The flexibility of artist-generated material graphs means that materials can be arbitrarily complex. When evaluating materials for reflections or opacity masks, this can create significant overhead. For example, the material graph shown in Figure 5 is for the couch in the Realistic Rendering sample and requires over 200 HLSL instructions to fully evaluate the material!
As the finest details often are often not discernable in reflections, using simplified materials is generally a good strategy. UE4 facilitates this with a new RayTracingQualitySwitch node in the material graph. This allows artists to provide a simplified version of portions of a material graph when using ray tracing hit shaders. We highly recommend using simplified expressions for the opacity mask when ray tracing, as these expressions may be evaluated many times (as DXR Any Hit shaders) in order to resolve coverage.
Many settings which impact ray tracing performance and quality are in the post-processing volume, as seen in Figure 6. This includes such features as:
- Maximum distance to evaluate ambient occlusion rays (shared with regular AO)

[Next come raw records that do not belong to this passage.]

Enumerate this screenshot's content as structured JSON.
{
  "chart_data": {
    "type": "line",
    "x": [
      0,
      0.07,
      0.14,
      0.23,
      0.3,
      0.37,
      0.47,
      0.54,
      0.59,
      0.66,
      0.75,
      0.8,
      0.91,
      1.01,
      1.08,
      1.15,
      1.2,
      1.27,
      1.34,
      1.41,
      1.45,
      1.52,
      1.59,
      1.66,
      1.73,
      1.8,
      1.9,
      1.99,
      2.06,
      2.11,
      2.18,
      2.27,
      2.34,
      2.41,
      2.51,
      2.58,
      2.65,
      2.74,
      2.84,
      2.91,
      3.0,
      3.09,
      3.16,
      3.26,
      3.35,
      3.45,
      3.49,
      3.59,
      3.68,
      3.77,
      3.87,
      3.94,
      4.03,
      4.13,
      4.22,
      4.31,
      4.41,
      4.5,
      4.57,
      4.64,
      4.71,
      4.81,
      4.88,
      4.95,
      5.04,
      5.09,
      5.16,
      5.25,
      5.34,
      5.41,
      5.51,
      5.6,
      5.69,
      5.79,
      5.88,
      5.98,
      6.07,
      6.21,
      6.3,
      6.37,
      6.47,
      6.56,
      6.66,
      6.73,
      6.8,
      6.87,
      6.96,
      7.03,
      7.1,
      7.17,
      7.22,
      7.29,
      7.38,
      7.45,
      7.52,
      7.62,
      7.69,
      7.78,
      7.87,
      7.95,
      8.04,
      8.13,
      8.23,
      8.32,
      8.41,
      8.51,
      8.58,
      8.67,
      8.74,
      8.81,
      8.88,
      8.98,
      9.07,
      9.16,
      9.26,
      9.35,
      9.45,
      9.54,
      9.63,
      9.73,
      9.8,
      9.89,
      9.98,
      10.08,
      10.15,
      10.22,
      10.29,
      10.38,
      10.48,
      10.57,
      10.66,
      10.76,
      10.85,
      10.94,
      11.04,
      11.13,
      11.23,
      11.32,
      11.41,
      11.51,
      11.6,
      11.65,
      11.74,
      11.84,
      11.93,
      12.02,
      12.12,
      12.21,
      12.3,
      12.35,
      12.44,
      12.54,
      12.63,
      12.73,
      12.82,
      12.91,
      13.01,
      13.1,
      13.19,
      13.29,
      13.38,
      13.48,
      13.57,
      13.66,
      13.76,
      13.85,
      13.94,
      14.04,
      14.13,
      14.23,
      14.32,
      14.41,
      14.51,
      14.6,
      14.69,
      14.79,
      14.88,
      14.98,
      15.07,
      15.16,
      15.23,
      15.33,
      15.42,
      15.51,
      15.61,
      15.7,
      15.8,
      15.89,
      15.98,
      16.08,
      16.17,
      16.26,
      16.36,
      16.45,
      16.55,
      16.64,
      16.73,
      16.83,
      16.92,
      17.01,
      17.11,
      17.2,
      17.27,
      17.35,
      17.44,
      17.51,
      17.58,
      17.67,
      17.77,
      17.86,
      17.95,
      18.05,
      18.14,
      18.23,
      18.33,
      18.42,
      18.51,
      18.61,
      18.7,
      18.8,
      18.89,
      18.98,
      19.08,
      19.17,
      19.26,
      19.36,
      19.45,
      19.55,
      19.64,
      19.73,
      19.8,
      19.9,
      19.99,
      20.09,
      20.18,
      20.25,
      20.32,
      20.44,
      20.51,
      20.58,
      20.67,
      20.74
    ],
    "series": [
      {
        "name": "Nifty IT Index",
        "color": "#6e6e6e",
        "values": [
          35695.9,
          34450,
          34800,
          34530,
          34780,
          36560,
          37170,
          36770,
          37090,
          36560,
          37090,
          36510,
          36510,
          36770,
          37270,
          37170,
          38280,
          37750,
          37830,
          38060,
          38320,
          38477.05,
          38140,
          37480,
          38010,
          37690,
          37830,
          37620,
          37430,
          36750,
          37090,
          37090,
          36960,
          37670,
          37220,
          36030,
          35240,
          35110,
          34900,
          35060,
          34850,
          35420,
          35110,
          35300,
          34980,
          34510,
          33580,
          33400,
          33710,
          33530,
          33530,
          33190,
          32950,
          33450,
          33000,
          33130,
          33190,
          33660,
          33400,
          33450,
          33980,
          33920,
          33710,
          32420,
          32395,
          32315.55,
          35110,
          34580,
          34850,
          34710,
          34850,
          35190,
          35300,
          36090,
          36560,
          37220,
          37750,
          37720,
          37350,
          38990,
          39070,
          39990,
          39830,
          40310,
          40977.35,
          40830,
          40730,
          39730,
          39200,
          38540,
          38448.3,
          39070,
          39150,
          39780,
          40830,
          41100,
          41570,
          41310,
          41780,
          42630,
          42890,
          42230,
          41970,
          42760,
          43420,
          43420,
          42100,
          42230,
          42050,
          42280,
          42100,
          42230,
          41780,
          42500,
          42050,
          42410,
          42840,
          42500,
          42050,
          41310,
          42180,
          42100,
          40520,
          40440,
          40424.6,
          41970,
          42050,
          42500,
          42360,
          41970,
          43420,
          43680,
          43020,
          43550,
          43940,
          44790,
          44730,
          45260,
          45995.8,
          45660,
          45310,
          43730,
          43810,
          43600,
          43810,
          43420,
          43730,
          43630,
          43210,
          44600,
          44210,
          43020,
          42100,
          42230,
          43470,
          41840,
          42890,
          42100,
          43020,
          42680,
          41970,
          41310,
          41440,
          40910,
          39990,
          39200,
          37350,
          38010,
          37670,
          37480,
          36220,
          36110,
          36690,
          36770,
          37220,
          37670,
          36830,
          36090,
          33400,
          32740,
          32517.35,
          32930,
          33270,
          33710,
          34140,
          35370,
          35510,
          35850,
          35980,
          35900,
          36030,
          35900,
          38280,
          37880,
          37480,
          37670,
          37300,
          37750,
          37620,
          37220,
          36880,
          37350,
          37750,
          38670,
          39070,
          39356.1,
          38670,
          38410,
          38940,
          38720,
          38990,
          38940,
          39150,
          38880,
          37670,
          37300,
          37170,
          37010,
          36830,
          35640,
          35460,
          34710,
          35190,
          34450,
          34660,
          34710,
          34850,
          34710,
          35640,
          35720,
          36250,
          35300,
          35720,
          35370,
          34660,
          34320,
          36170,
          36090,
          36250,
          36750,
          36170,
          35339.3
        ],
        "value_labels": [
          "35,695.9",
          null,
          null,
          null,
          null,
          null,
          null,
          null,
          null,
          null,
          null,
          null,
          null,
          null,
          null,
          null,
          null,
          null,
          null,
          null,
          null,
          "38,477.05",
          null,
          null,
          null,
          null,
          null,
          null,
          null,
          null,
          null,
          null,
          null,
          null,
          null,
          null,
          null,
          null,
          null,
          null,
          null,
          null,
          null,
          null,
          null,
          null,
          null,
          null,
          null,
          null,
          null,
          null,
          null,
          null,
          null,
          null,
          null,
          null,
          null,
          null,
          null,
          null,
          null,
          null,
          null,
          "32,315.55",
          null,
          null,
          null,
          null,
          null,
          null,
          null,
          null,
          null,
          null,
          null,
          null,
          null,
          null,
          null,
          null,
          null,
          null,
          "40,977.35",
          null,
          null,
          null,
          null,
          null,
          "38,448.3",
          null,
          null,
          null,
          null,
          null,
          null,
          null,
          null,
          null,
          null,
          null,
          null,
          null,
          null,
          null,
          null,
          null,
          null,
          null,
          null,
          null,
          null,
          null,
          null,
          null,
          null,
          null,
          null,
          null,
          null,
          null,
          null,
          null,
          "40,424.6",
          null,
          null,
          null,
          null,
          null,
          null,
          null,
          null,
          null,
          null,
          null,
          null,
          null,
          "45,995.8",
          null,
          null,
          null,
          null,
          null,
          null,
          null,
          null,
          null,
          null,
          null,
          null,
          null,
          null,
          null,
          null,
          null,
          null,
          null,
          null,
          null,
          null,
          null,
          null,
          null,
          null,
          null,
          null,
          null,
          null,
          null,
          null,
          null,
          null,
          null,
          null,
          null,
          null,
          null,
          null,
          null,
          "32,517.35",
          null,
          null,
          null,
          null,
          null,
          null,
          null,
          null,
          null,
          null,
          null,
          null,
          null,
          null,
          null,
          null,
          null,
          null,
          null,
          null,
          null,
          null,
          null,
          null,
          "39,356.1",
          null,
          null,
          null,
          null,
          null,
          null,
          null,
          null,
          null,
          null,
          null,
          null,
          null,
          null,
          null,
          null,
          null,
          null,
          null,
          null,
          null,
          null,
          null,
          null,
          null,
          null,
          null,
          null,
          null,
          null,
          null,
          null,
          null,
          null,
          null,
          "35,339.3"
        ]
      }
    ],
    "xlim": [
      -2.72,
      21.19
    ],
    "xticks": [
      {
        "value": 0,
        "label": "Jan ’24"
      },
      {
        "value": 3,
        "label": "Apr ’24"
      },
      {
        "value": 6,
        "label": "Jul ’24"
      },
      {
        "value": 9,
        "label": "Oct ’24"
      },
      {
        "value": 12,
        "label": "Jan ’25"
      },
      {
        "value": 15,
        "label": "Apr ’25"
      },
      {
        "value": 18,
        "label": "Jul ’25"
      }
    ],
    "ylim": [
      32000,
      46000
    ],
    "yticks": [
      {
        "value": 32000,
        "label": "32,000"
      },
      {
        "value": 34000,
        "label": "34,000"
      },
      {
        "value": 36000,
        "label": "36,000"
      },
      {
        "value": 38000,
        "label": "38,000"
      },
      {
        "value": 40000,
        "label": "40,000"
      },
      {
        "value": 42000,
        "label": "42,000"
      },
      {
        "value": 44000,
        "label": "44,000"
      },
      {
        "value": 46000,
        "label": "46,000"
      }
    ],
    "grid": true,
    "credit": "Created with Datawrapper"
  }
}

- Number of samples per pixel for ambient occlusion
- Maximum roughness to apply glossy reflections to
- Maximum number of bounces for reflections
- Number of samples per pixel for reflections
We expect single sample and single bounce to be the “sweet spot” for reflection image quality and performance tradeoffs when rendering in real time. It is rare to have a visual effect where an object can be seen clearly in a reflection of a reflection (2 ray traced bounces, 3 bounces from the camera). As a result, this setting can have a dramatic impact on performance.
That wraps up our tips and tricks for taking advantage of ray tracing in UE4 4.22, which is currently in Preview and will launch in Final release soon. For the most part, you can just turn ray tracing on and see ray tracing effects in your UE4 content. Performance might not be optimal with default settings on untuned content, but, as we’ve seen, the engine already provides a large number of tools to tweak settings and content to improve on that. With this release, jumping into ray tracing is easier than ever!